Por Aparecida Vilaça

Publicado originalmente em 20/06/2022

#AbreAspas | Bruno e Dom são agora chamados de heróis nas redes sociais, ao lado de outros dois ambientalistas também brutalmente assassinados: Dorothy Stang e Chico Mendes. Evidentemente o são, mas porque somente depois de mortos? O que explica o completo desconhecimento da quase totalidade de nossa sociedade da atuação, coragem e dedicação dessas pessoas enquanto vivas? Por que não se fala mais, nos jornais, TV e redes sociais, desses homens e mulheres que, com uma coragem inimaginável, estão lutando, em parceria com os indígenas e outras minorias, por suas terras e direitos há anos a fio? O que explica esse silêncio a não ser um pacto implícito com a destruição em curso?
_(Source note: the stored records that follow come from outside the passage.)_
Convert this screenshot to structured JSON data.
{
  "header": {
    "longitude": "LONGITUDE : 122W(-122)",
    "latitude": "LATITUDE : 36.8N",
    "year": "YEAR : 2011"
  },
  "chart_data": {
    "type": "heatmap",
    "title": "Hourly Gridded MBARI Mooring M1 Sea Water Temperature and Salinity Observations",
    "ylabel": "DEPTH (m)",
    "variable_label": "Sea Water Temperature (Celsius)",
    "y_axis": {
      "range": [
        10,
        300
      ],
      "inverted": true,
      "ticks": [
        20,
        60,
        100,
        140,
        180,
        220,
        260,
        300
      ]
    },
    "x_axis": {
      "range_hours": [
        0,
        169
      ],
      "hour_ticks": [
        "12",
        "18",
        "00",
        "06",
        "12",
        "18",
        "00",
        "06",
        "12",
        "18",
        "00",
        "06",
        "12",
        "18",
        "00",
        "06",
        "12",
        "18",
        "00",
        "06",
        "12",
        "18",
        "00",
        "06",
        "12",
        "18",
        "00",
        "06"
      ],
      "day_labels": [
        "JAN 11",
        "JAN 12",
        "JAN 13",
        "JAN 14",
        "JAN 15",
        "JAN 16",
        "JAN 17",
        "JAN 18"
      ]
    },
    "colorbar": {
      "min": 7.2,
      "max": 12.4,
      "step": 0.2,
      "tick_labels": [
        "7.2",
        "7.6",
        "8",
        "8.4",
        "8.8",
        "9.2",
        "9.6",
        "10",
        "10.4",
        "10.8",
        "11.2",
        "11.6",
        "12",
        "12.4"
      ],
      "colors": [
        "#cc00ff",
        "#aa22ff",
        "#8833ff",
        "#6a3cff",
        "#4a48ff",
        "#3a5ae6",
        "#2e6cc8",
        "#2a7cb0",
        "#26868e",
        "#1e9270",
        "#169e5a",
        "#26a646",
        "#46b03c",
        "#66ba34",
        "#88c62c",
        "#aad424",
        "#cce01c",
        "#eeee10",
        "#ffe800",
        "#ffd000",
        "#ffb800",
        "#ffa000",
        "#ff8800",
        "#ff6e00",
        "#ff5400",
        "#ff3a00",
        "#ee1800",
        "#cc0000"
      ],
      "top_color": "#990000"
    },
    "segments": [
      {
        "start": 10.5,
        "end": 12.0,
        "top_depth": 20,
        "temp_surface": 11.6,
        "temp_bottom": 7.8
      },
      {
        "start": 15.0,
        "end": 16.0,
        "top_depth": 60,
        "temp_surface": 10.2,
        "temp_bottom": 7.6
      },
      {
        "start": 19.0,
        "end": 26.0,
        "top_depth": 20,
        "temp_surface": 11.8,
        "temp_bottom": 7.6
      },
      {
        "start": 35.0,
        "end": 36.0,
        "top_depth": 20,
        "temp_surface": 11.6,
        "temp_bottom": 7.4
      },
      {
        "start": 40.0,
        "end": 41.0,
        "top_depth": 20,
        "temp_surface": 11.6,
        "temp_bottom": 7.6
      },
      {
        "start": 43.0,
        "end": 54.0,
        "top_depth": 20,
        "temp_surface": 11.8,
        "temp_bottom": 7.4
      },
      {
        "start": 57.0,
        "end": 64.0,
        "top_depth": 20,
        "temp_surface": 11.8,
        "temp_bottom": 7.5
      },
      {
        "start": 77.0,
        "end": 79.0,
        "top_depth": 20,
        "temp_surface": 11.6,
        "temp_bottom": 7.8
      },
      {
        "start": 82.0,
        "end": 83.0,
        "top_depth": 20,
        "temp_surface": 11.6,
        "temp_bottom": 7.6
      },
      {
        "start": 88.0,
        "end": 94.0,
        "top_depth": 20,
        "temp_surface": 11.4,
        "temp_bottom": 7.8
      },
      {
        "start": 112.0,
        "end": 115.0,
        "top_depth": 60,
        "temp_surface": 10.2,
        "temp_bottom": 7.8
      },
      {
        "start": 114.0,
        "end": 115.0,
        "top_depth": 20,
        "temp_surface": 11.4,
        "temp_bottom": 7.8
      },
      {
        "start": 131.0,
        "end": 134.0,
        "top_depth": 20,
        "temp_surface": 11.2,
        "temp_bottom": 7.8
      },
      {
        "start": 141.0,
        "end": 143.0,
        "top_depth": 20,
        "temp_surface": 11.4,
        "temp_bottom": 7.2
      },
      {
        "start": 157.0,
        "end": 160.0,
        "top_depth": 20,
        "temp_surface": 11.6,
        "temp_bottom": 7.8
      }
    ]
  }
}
Penso que cabe a nós, cientistas sociais, e aos antropólogos em particular, não somente denunciar o que vem ocorrendo no Brasil, e em particular na Amazônia, onde um verdadeiro extermínio está em curso, mas também nos esforçarmos para atingir o público leigo com nosso conhecimento sobre a importância dos povos e grupos minoritários de todos os tipos para a vitalidade de nossa sociedade como um todo, chamar a atenção para a beleza dessas culturas, de todas elas, e para o quanto podem nos ensinar a sermos pessoas melhores, mais abertas, tolerantes e curiosas, capazes, dentre outras coisas, de respeitar o meio ambiente e seus importantes guardiães.

O que fizeram com Bruno e Dom, e antes com Chico Mendes, Dorothy Stang e tantos outros, pode acontecer com qualquer um de nós se esse governo assassino se perpetuar. Sabemos que, diante dos descalabros que vêm se passando, com os invasores, mineradores e narcotraficantes sentindo-se donos da Amazônia com o aval do presidente, não somente os indígenas, mas todos os que trabalham junto a eles tornaram-se alvo.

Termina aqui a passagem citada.